Earlier today, I was driving to Bland State Capital, and I seemed to have a brief reconnection with the poetry of my youth. A tractor trailer with nothing but two words written on it: “Junk Wood.”

I spent a fair amount of time wondering what, exactly, junk wood is. And how there could be so much of it to fill a whole tractor trailer. And whether or not I could burn junk wood in my fireplace, to beat the cost of natural gas this winter.

Junk Wood–it’s not just for kindling anymore.

November 7, 2007. memory. 6 comments.

not posting every day in November

Jeez, I’ve been trying to catch up on my blog-reading, and it’s quite a lot of backlog! Seems like everyone and her mother is participating in NaBloPoMo.

I have to say, despite my love of the blog, I will never participate in this bloggy goodness. My work life is generally crazy in the fall, and given that there are elections every single year means that I’m never going to be able to seriously commit to blogging daily in November.

On a completely unrelated note, I’ve been thinking about making some Christmas presents this year, particularly for the kids. I haven’t got a great idea about what to make, though. I’ve been thinking of doing some baking for various extended family members, but I haven’t come up with any plan for what to make for the kids.

I can’t knit or crochet. I’m a decent hand-sewer, but I don’t have a machine. I’m thinking about some kind of sewing project, but I haven’t really been inspired to create anything yet. Maybe I need to go to the fabric store and just wander around aimlessly.

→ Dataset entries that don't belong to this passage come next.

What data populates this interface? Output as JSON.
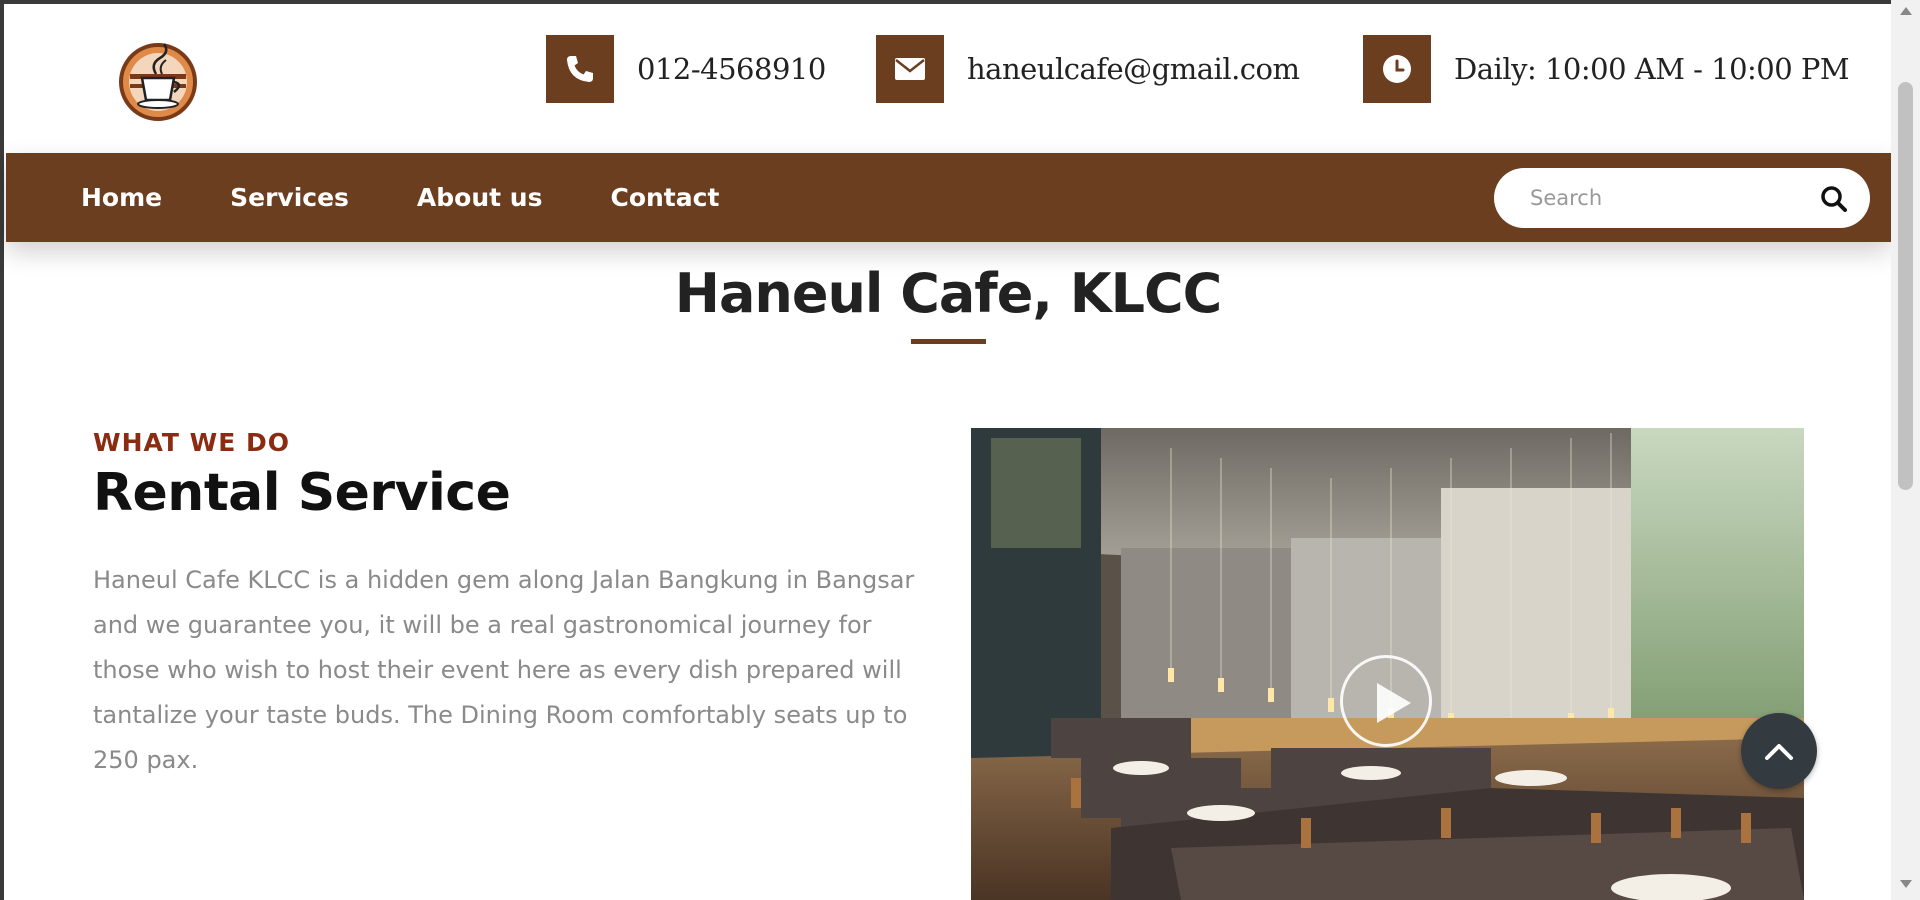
{
  "colors": {
    "brand_brown": "#6b3e1f",
    "eyebrow_red": "#8b2b12",
    "muted_text": "#8a8a8a"
  },
  "header": {
    "logo_icon": "coffee-cup-logo",
    "contacts": [
      {
        "icon": "phone-icon",
        "text": "012-4568910"
      },
      {
        "icon": "envelope-icon",
        "text": "haneulcafe@gmail.com"
      },
      {
        "icon": "clock-icon",
        "text": "Daily: 10:00 AM - 10:00 PM"
      }
    ]
  },
  "nav": {
    "items": [
      "Home",
      "Services",
      "About us",
      "Contact"
    ],
    "search_placeholder": "Search",
    "search_icon": "magnifier-icon"
  },
  "page": {
    "title": "Haneul Cafe, KLCC"
  },
  "section": {
    "eyebrow": "WHAT WE DO",
    "heading": "Rental Service",
    "description": "Haneul Cafe KLCC is a hidden gem along Jalan Bangkung in Bangsar and we guarantee you, it will be a real gastronomical journey for those who wish to host their event here as every dish prepared will tantalize your taste buds. The Dining Room comfortably seats up to 250 pax."
  },
  "media": {
    "play_icon": "play-icon",
    "back_to_top_icon": "chevron-up-icon"
  }
}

November 4, 2007. meta. 14 comments.

how much candy can one family eat?


Too much, evidently. Hermione and her pirate friend have collected buckets and buckets of chocolate and other sugary treats.

We ended the night at my brother’s house, and the kids played with their cousin and ate pizza. What better ending to a Wednesday night is there?

November 1, 2007. the cutest kids ever!. 3 comments.